Warner is a bit different though, as we know (or at least it was widely reported) that talks existed and collapsed over price and licences included not long ago. They are being shifted to Disovery who may be more amenable to talks once complete – so it’s not a ridiculous speclation to think something might happen there in the future once the deal closes. I guess it just depends on whether Discovery really cares about a side business in videogames or not.
It is also just objectively smaller than the others, and more in the territory where you could see Sony paying them to keep games off Xbox, and therefore some reason MS might want to act to secure them for themselves. In terms of what they get, Netherrealm would seem to fill an important gap in fighting games, TT in family friendly, and whether or not they get the licence, Rocksteady is a good team.

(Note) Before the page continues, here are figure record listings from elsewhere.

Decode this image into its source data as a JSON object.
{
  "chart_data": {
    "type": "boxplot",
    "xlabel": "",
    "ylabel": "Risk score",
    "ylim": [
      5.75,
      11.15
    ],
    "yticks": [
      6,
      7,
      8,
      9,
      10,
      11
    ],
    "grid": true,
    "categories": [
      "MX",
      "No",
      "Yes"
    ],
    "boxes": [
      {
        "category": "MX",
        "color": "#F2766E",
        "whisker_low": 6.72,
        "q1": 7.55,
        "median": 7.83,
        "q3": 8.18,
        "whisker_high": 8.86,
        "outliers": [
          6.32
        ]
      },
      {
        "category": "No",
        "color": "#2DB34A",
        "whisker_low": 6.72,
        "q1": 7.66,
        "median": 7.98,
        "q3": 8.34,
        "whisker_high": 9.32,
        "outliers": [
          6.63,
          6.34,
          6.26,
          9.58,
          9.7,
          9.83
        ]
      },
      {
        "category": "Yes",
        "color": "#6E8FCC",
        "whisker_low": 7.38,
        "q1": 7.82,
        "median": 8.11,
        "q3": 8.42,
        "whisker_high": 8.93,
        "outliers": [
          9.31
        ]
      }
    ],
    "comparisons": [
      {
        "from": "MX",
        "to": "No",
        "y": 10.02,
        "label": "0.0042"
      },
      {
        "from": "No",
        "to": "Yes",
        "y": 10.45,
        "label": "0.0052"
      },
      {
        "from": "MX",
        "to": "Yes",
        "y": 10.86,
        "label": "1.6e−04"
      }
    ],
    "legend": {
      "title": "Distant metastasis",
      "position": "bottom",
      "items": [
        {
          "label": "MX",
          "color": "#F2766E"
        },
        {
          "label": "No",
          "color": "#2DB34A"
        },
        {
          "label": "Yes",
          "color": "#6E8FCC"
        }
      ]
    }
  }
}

I guess it all comes down to price and licencing again. They are not worth as much as WB were asking without any licences, but they’d still be worth it at the right price.
I think it’s kind of ridiculous that WB parent company reportedly thought the studios were worth $4bn with no IP or licences at all. I think there’s still a good value in getting those teams without the licences (although the MK IP is absolutely a deal breaker for any deal), the price has to reflect the terms of the deal.
Zenimax was $7bn with a treasure trove of some of the biggest IP in gaming, like Elder Scrolls, Fallout and Doom, alongside publishing rights to all past games, a handful of engines, cloud gaming tech. No way WB studios without IP or licences are worth more than half that deal.
Maybe Discovery will be more reasonable, if it turns out they are interested in offloading the gaming division. Will have to wait and see.
I have to imagine WB is looking at what Disney/Marvel/Lucasfilm have been doing (licensing out their IPs with chosen partners) and thinking that’s a good way to go forward. They don’t have to pay the labor costs, they still get oversight on the project, and they get paid in advance for the licenses.
That’s why I think WB Games will be sold off (hopefully to Microsoft) but…what do I know? I’m just an idiot on the Internet, much like the rest of you…
(here comes @Hindle to tell me why I’m wrong and why Microsoft is better off buying Valve/CDPR…)
Would make sense. Having their own game studios means they get all the profit, buy they also have to make all the investment and take all the risk on a flop.
The way these licencing deals work, the licencer gets paid whatever happens, an agreed minimum, and a percentage of everything above it. Disney licencing out Marvel, Star Wars and Lucas stuff can’t lose and the worst that happens they win a bit less than if they had their own studios. Can imagine Discovery wanting a bit of the same action when they take over.
The ownership is in full flux there. We just have to wait and watch.
wbdiscovery = 71% at&t and 29% discovery.
Ideally, a better and firmer ownership would decide one way (like your suggestion) or the other (keep things in-house). But with this kind of structure - we JUST don’t know what they will be up to.
They are a small time publisher plus distributor with maybe 300m revenue. We might be talking a little more or equal to Sumo Digital and Gearbox levels. My guess.
Difficult to figure out as they are under Nordisk Films Interactive.